Als theologische Theorie ist eine Theologie der Religionen freilich kein Instrument, um interreligiöse Einheit zwischen Religions- und Weltanschauungsgemeinschaften zu stiften, ebenso wenig wie eine ökumenische Hermeneutik ein politisches Instrument zur Überwindung kirchlicher Spaltungen ist. Ziel einer Theologie der Religionen ist eine differenztheoretische Hermeneutik, die aus der Perspektive einer konkreten Religion die hermeneutischen Bedingungen des interreligiösen Gespräches zu klären versucht. In der Formulierung solcher Bedingungen liegt immer schon eine gewisse Synthetisierungsleistung, die aber nicht mit einer synkretistischen Religionssynthese zu verwechseln ist.
Hier sehe ich die Aufgaben der EZW. Indem sie sich sachkundig in den Dialog mit anderen Religionen und Weltanschauungen einlässt, trägt sie auch zur Stärkung einer christlichen Identität bei. In Anbetracht des gesellschaftlichen wie des innerkirchlichen Pluralismus ist es immer wieder neu erforderlich, sich in der Kirche über die Verbindlichkeit des Glaubens für das individuelle Leben und die Gestaltung der Gesellschaft zu verständigen. Gerade weil der moderne Pluralismus prinzipiell ist, ist die Profilierung grundlegender Positionen eine zentrale theologische und kirchliche Herausforderung. Gemeint ist nicht kirchliche Bevormundung, sondern Ermutigung, öffentlich zu sagen, wofür man steht. Dazu leistet die EZW einen wichtigen Dienst.
Ulrich H. J. Körtner, Wien
Anmerkungen
- Vortrag auf dem Neujahrsempfang der Evangelischen Zentralstelle für Weltanschauungsfragen (EZW) am 13.2.2014 in Berlin.
- Vgl. Max Weber, Politik als Beruf, Studienausgabe, Tübingen 1994, 77.
- Ernst-Wolfgang Böckenförde, Die Entstehung des Staates als Vorgang der Säkularisation, in: ders., Recht, Staat, Freiheit. Studien zur Rechtsphilosophie, Staatstheorie und Verfassungsgeschichte (stw 914), Frankfurt a. M. 1991, 92-114, hier 112.
- Vgl. Rolf Schieder, Wieviel Religion verträgt Deutschland?, Frankfurt a. M. 2001.
- Vgl. Reinhard Hempelmann, 50 Jahre Evangelische Zentralstelle für Weltanschauungsfragen, in: Religionsdifferenzen und Religionsdialoge, EZW-Texte 210, Berlin 2010, 9-11, hier 11.

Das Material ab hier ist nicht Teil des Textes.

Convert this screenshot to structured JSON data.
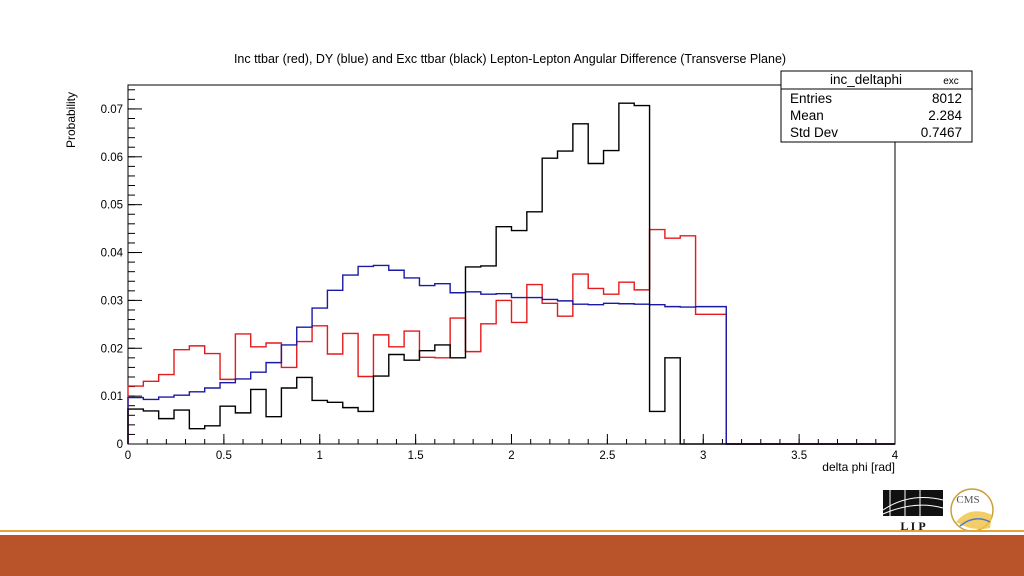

- Wolfgang Vögele, Menschenwürde zwischen Recht und Theologie. Begründungen von Menschenrechten in der Perspektive öffentlicher Theologie (Öffentliche Theologie 14), Gütersloh 2000, 23f. Vgl. schon ders., Zivilreligion in der Bundesrepublik Deutschland (Öffentliche Theologie 5), Gütersloh 1994, 418ff.
- Martin Schuck, Art. Politische Theologie, RGG4 VI, Tübingen 2003, 1471-1474, hier 1474.
- Vgl. Odo Marquard, Abschied vom Prinzipiellen. Philosophische Studien, Stuttgart 1981.
- Vgl. Wolfgang Huber, Toleranz. Umstritten und aktuell, in: Zeitschrift für Evangelische Ethik 48 (2004), 162-165.
- Vgl. dazu Ulrich H. J. Körtner, Theologie der Religionen – eine Form des Diversity Managements, in: Karoline Iber/Birgit Virtbauer (Hg.), Diversity Management, Göttingen 2008, 95-112.
- Vgl. Ian T. Ramsey, Religious Language, London 1957.
- Jan Assmann, Moses der Ägypter. Entzifferung einer Gedächtnisspur, München 1998, 24.
Vgl. Ludwig Wittgenstein, Philosophische Untersuchungen (stw 203), Frankfurt a. M. 1977, 57 (Nr. 67).